Bangladesh’s Minister for Home Affairs Ms. Sahara Khatun has reportedly said that “no ‘crossfire’ killing [has] occurred since her party has assumed office” in January this year while she was speaking to the media yesterday, 17 November 2009.
The minister made this statement on the same day when a Division Bench of the High Court Division, Supreme Court of Bangladesh passed a suo moto rule against the government and the Rapid Action Battalion asking them to explain within 48 hours that why the shooting and deaths of persons in custody should not be declared illegal.
A Division Bench comprising Justice AFM Abdur Rahman and Justice Md. Emdadul Haque Azad passed the suo moto rule after reading newspaper articles regarding the deaths of two siblings Mr. Lutfor Khalashi and Khairul Khalashi who were killed while in custody of the RAB-8 in Madaripur district. The Court asked the Secretary of the Ministry of Home Affairs, Director General of the RAB, Commander of the RAB-8 and a Major of RAB, who arrested the siblings in person, to respond. This is the first ever suo moto rule from any court of Bangladesh regarding the extrajudicial killings.
On early Saturday, November 14, Major Wahiduzzaman led a RAB team from Jatrapur area under Narayanganj district to arrest Mr. Lutfor Khalashi and Mr. Khairul Khalashi. On the same day, the siblings’ family members held a press conference at the Madaripur press club to express their fear of extrajudicial executions of the two. The family urged the authorities to save the two persons from “crossfire”, which is the officially adopted way of killing suspects while in detention of the RAB and the police.

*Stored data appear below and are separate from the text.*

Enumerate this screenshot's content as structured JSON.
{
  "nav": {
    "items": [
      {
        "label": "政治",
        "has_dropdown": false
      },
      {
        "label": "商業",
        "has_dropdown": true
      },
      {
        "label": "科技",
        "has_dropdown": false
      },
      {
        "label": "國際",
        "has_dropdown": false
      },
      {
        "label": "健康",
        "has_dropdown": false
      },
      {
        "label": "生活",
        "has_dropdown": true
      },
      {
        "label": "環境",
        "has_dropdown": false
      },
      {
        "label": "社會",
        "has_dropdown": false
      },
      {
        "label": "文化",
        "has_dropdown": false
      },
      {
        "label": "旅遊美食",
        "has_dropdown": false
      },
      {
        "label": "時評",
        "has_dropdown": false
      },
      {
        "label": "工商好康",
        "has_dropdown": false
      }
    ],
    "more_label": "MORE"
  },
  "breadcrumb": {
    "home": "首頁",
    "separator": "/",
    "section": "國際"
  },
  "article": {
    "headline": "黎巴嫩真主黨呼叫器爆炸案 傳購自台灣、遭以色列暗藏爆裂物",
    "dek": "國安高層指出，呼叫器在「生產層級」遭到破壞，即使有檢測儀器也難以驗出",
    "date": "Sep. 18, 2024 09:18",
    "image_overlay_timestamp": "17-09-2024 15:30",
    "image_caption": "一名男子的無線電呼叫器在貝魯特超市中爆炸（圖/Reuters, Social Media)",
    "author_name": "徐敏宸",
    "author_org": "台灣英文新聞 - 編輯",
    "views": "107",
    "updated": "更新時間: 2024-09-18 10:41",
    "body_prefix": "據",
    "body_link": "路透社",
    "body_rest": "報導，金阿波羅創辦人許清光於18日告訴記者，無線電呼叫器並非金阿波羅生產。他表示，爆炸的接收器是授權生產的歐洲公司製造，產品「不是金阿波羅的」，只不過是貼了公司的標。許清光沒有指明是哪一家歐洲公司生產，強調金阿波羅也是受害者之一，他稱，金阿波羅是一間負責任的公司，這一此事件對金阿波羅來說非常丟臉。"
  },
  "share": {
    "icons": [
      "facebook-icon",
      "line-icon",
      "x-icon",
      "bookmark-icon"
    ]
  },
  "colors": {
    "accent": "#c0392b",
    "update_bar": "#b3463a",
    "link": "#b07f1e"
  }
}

On Monday the RAB-8 claimed that Lutfor Khalashi and Khairul Khalashi were killed in an “exchange of gunfire” in Madaripur while a group of ultra-leftists opened fire at the paramilitary force’s patrol team early that morning. The RAB personnel arrested the two persons from Narayanganj, adjacent to Dhaka city, and killed them in Madaripur, around 150 kilometres away, after around two days of being in custody of the paramilitary force.
The High Court’s suo moto rule questioning the legality of deaths in the name of crossfire, though already very delayed, may help the nation to establish a system of stopping such practice and bringing the perpetrators to justice. The government should have accepted the High Court’s rule as a window of opportunity to solve the prevailing practice of extrajudicial killings in “crossfire”, “encounter”, “exchange of fire”, “gun shots”, “gun battle”, and “shootouts” or “in the line of fire” all of which are synonymous.
Successive governments in Bangladesh have been ensuring blatant impunity to the alleged perpetrators of extrajudicial killings. This practice has barred the nation from stopping extrajudicial killing.
The Asian Human Rights Commission (AHRC) has documented a number of cases of extrajudicial killings in Bangladesh. It is evident that such killings are one of the many big problems concerning human rights and rule of law in the country. The public of Bangladesh is aware of the trend and nature of the state-sponsored extrajudicial killings as a result of interventions and documentation done by civil society organisations as well as rights groups.
The Director General of the RAB, Mr. Hassan Mahmud Khandker admitted in a press briefing on 3 September 2009 that 577 persons were killed in “crossfire” in 472 incidents until August 2009, since the inception of the RAB on 26 March 2004. On 4 September 2009, most of the national dailies of Bangladesh published the news.
Prior to the general election of 29 December 2008 the Bangladesh Awami League, which assumed office on 6 January 2009 after winning a landslide victory with a three fourth’s majority in the parliament, pledged to the people that it will “stop extrajudicial killing, bring the perpetrators to justice, and establish rule of law and human rights”. But, the statement of the Home Minister Ms. Sahara Khatun does not match her party’s pledge. Instead, the denial of the occurrence of “crossfire” killings strengthens the culture of impunity.
The AHRC urges the Government of Bangladesh to clarify its position in terms of the election pledges and the statement of the Home Minister. The authorities should immediately retract the Home Minister’s statement regarding crossfire and form an independent commission headed by Supreme Court judges to probe the killings in the name of crossfire and synonyms. The probe commission should investigate the depth, trends, reasons and consequences of this practice and assess the level of people’s faith in the criminal justice system, including the complaint mechanism, credibility of investigations, capabilities and efficiency of the prosecution and competence of the judiciary to guarantee fair trial. Such a Commission is needed to give recommendations on what the nation should do immediately for establishing the rule of law.
The Government of Bangladesh should acknowledge reality first, if it really wants to solve the problems. Mere denial neither protects the people’s right to life nor upholds constitutionally enshrined fundamental rights and will never improve the existing criminal justice system, which has been dysfunctional for decades.